D. D. (full name withheld upon request)
One of your points is that letter-writing is a form of participatory democracy, civic involvement, active citizenry. But, letter-writing is done in the privacy of one's home as an outburst of praise or rage (usually rage), and then, having satisfied its purpose of getting something off one’s chest (or showing others that they’re wrong or misguided), is put aside for the other activities of daily life. Participatory democracy, civic involvement, is working with others in your neighborhood, your community, your city, your state. Citizenry is taking an active role in political or not-for-profit groups whose activities have goals beyond immediate satisfaction, and repercussions that affect others far beyond the readers of one publication.

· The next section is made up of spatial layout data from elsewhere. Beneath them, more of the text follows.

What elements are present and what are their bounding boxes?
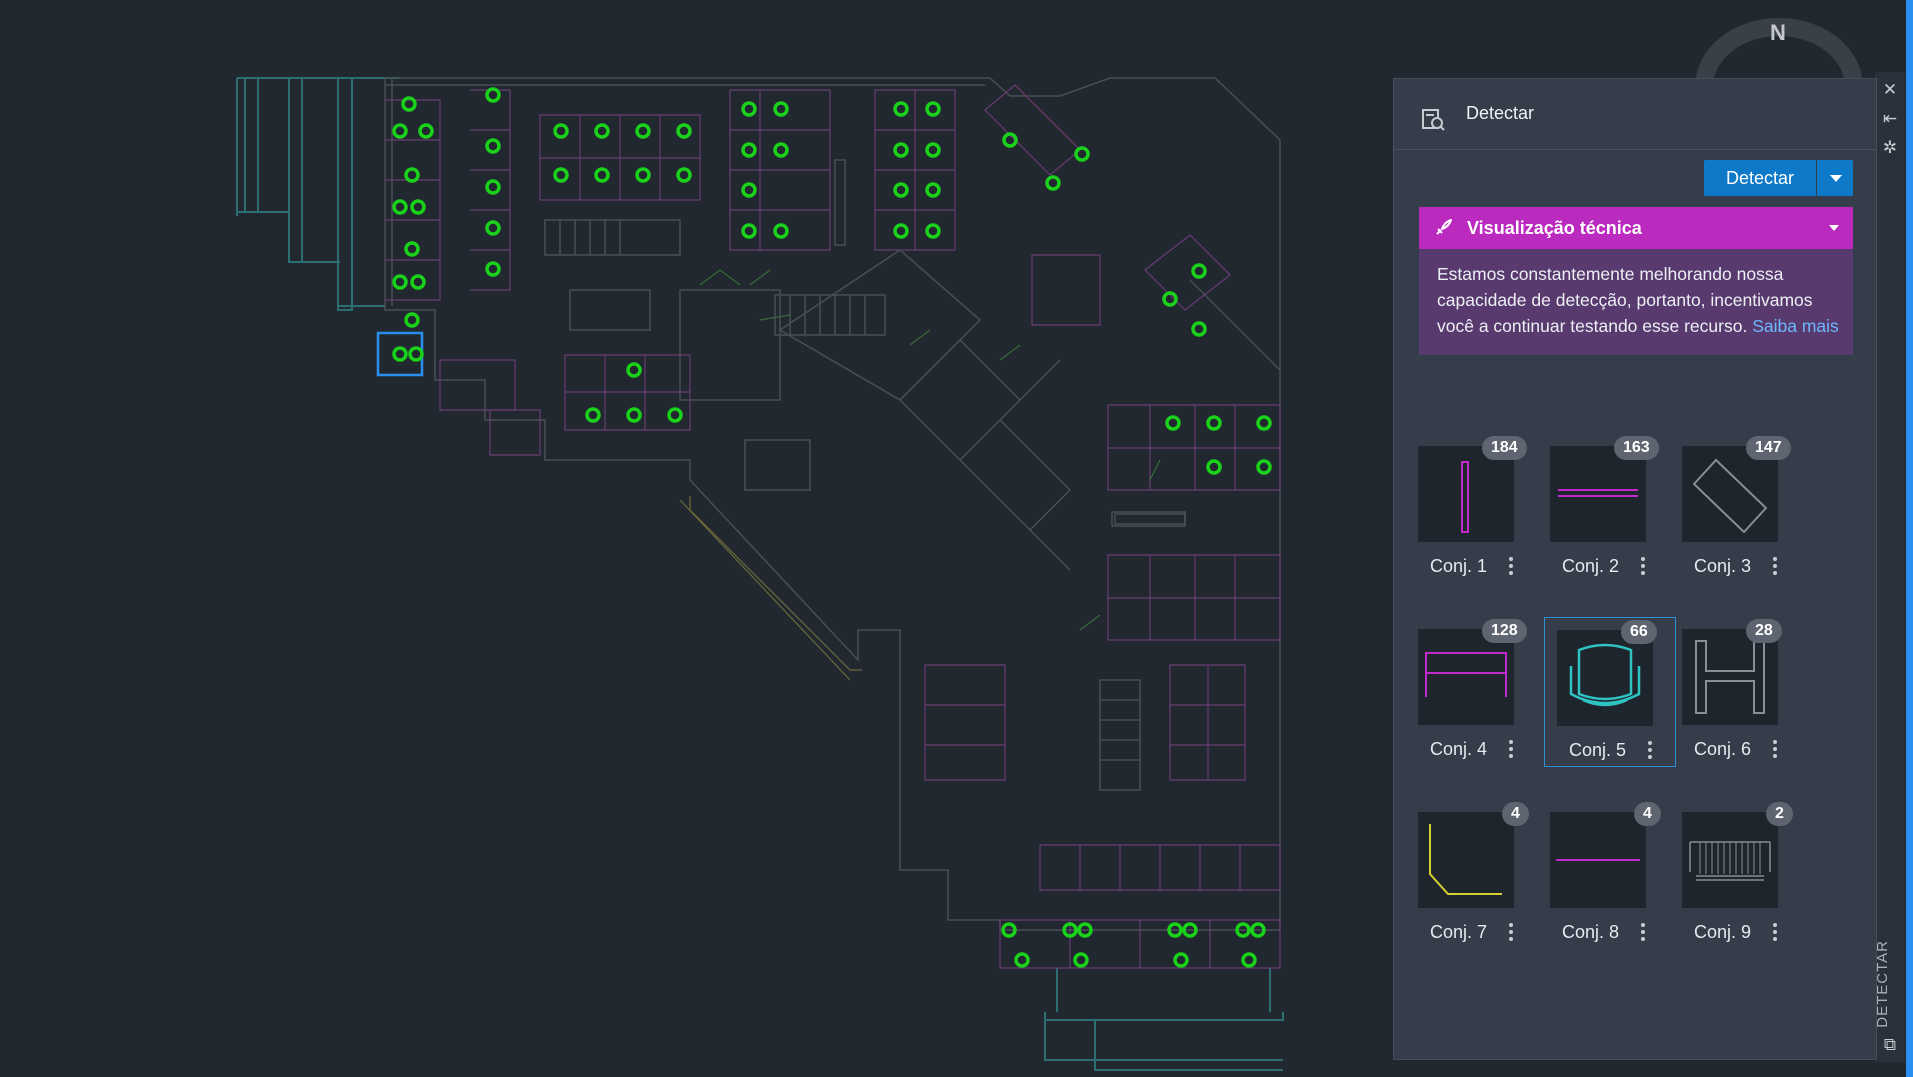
chair-cyan-icon [1557,630,1653,726]
detect-side-tab[interactable]: DETECTAR [1874,940,1906,1028]
horizontal-line-magenta-icon [1550,812,1646,908]
tech-preview-title: Visualização técnica [1467,218,1642,238]
set-label: Conj. 2 [1562,556,1620,576]
chevron-down-icon[interactable] [1829,225,1839,231]
learn-more-link[interactable]: Saiba mais [1752,316,1839,336]
set-count-badge: 2 [1766,802,1793,826]
set-tile-3[interactable]: 147 Conj. 3 [1682,436,1812,594]
detect-panel: Detectar Detectar Visualização técnica E… [1393,78,1877,1060]
set-count-badge: 28 [1746,619,1782,643]
set-tile-2[interactable]: 163 Conj. 2 [1550,436,1680,594]
diamond-rectangle-gray-icon [1682,446,1778,542]
more-options-icon[interactable] [1768,920,1782,946]
tech-preview-message: Estamos constantemente melhorando nossa … [1437,261,1847,339]
set-label: Conj. 7 [1430,922,1488,942]
set-label: Conj. 1 [1430,556,1488,576]
settings-gear-icon[interactable]: ✲ [1880,138,1900,158]
detect-tab-icon[interactable]: ⧉ [1880,1035,1900,1055]
set-tile-4[interactable]: 128 Conj. 4 [1418,619,1548,777]
set-tile-1[interactable]: 184 Conj. 1 [1418,436,1548,594]
more-options-icon[interactable] [1636,920,1650,946]
more-options-icon[interactable] [1504,554,1518,580]
detect-search-icon [1422,109,1445,131]
compass-north-label: N [1770,20,1786,45]
more-options-icon[interactable] [1768,737,1782,763]
set-count-badge: 128 [1482,619,1527,643]
tech-preview-body: Estamos constantemente melhorando nossa … [1419,249,1853,355]
more-options-icon[interactable] [1768,554,1782,580]
set-tile-7[interactable]: 4 Conj. 7 [1418,802,1548,960]
detect-button[interactable]: Detectar [1704,160,1816,196]
stair-gray-icon [1682,812,1778,908]
set-label: Conj. 6 [1694,739,1752,759]
set-count-badge: 4 [1502,802,1529,826]
double-horizontal-line-magenta-icon [1550,446,1646,542]
set-count-badge: 163 [1614,436,1659,460]
set-count-badge: 66 [1621,620,1657,644]
set-tile-9[interactable]: 2 Conj. 9 [1682,802,1812,960]
set-tile-5[interactable]: 66 Conj. 5 [1544,617,1676,767]
more-options-icon[interactable] [1643,738,1657,764]
panel-title: Detectar [1466,103,1535,123]
set-label: Conj. 8 [1562,922,1620,942]
set-label: Conj. 3 [1694,556,1752,576]
set-count-badge: 4 [1634,802,1661,826]
rocket-icon [1436,219,1452,235]
set-label: Conj. 4 [1430,739,1488,759]
set-label: Conj. 5 [1569,740,1627,760]
panel-edge-highlight [1906,0,1913,1077]
set-count-badge: 147 [1746,436,1791,460]
set-tile-6[interactable]: 28 Conj. 6 [1682,619,1812,777]
detect-options-dropdown[interactable] [1817,160,1853,196]
more-options-icon[interactable] [1504,920,1518,946]
close-icon[interactable]: ✕ [1880,80,1900,100]
set-tile-8[interactable]: 4 Conj. 8 [1550,802,1680,960]
corner-line-yellow-icon [1418,812,1514,908]
set-label: Conj. 9 [1694,922,1752,942]
table-frame-magenta-icon [1418,629,1514,725]
selection-box [376,331,424,377]
vertical-line-magenta-icon [1418,446,1514,542]
panel-header: Detectar [1394,79,1876,150]
set-count-badge: 184 [1482,436,1527,460]
detected-chairs [392,87,1272,968]
more-options-icon[interactable] [1636,554,1650,580]
collapse-panel-icon[interactable]: ⇤ [1880,109,1900,129]
more-options-icon[interactable] [1504,737,1518,763]
panel-side-strip [1875,72,1905,1062]
h-shape-gray-icon [1682,629,1778,725]
tech-preview-header[interactable]: Visualização técnica [1419,207,1853,249]
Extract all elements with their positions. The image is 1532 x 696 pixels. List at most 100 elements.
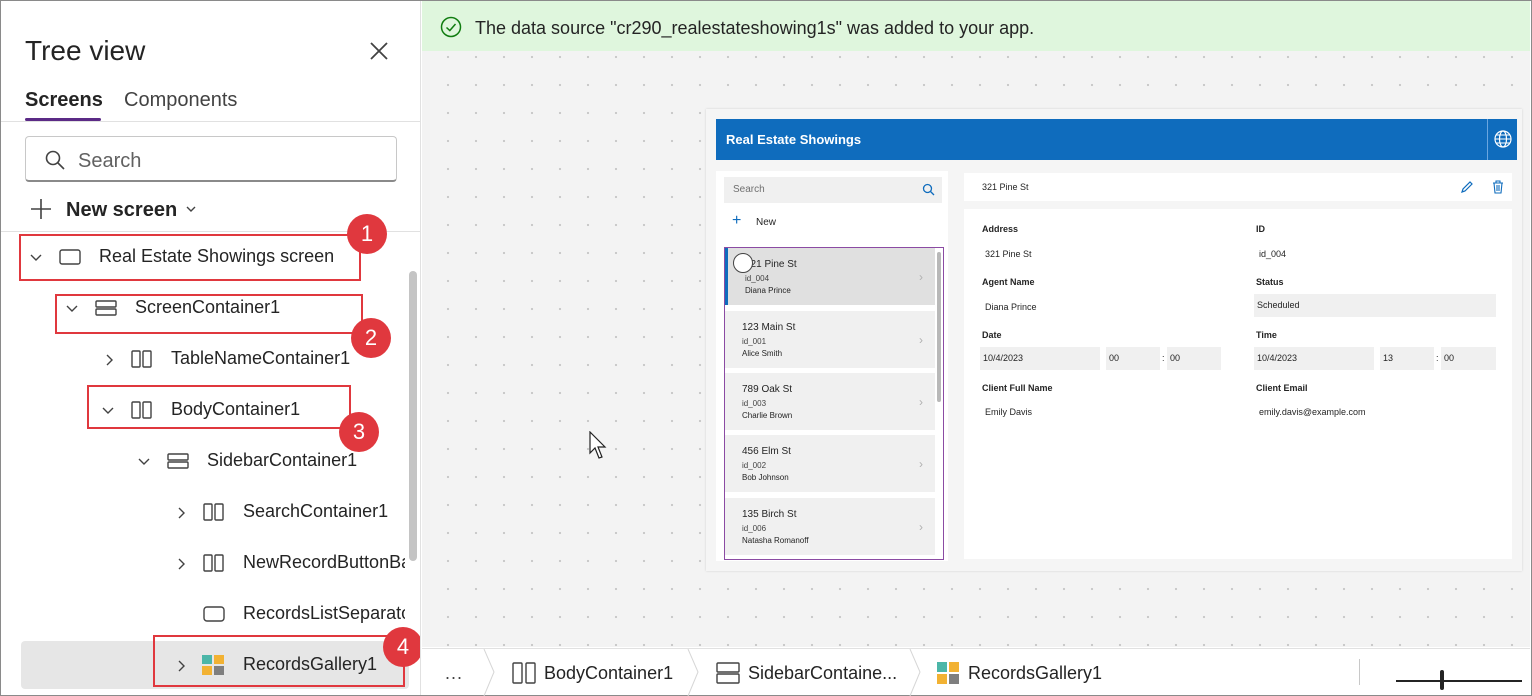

Women, who, for too long have had to balance work, study, homemaking, child-rearing, and recreation almost by themselves, know exactly how to weigh the importance of how they allocate their time and energy. Perhaps the answer to your puzzlement is, women have figured out that letters to the media are like masturbation. It feels good for the nonce, but doesn’t do much for the future.
Kitchener questions why women are hesitant to raise their voice in the public sphere, but she overlooks the important role that women play in the public relations industry. As a communications professional currently enrolled in a public relations writing class at Georgetown University, I can’t help but note that only two of my current classmates are male. According to an August 2014 article from this publication, the public relations field is nearly two-thirds female. Who do you think is writing many of the opinion pieces and official responses that make their way to the opinions sections of newspapers and journals across the country?
I encourage all women wishing to speak up to find their voice, but we must also recognize communications and public relations professionals (of all backgrounds) for the critical work they do behind the scenes to educate and advocate on their clients’ behalf.
Riverdale Park, Md.
Bring back your comments section. Women are too busy to have time to sit and write a letter. I commented daily on many articles until you got rid of the comments. I am still miffed about that and do not have time to sit and write letters.
Caroline Kitchener replies:
Thanks, everyone, for reading my piece—I’m happy to see what looks like a lot of female names here! Since I published this, quite a few women have written to me with some version of your response, Anna: They’ve told me that they share their opinion with friends, or in local community forums, freely and often, but aren’t inclined to submit it for publication. Women, perhaps, just prefer to voice their opinions privately, or semi-privately. Looking at the responses I personally received to this piece, this theory seems to hold. I got over 20 emails responding to my argument—almost all were from women. But when we discussed the article in our Atlantic discussion forum (one of the features of our membership platform, The Masthead), almost all participants were men. This brings me to your point, Judith: Do letters to the editor actually lead to productive conversations? Even the handful that actually make a clear point? Letters to the editor are, inherently, performative—and maybe that’s a problem. Maybe the public nature of the platform encourages writers to infuse their letters with far too much—as you say, Jen—“bravado.” Maybe the best way to change minds is to talk to a smaller group, or to a friend, one-on-one.
My concern is that if women don’t write letters to the editor, other women will feel like they can’t. At The Atlantic’s offices, I laughed with a group of my female colleagues about the subtitle selected for my piece (a quote from Andrew Perrin, a professor of sociology at UNC Chapel Hill): “In many cases, the confidence men have is not particularly warranted.” I think it’s time for women to have a little unwarranted confidence, too.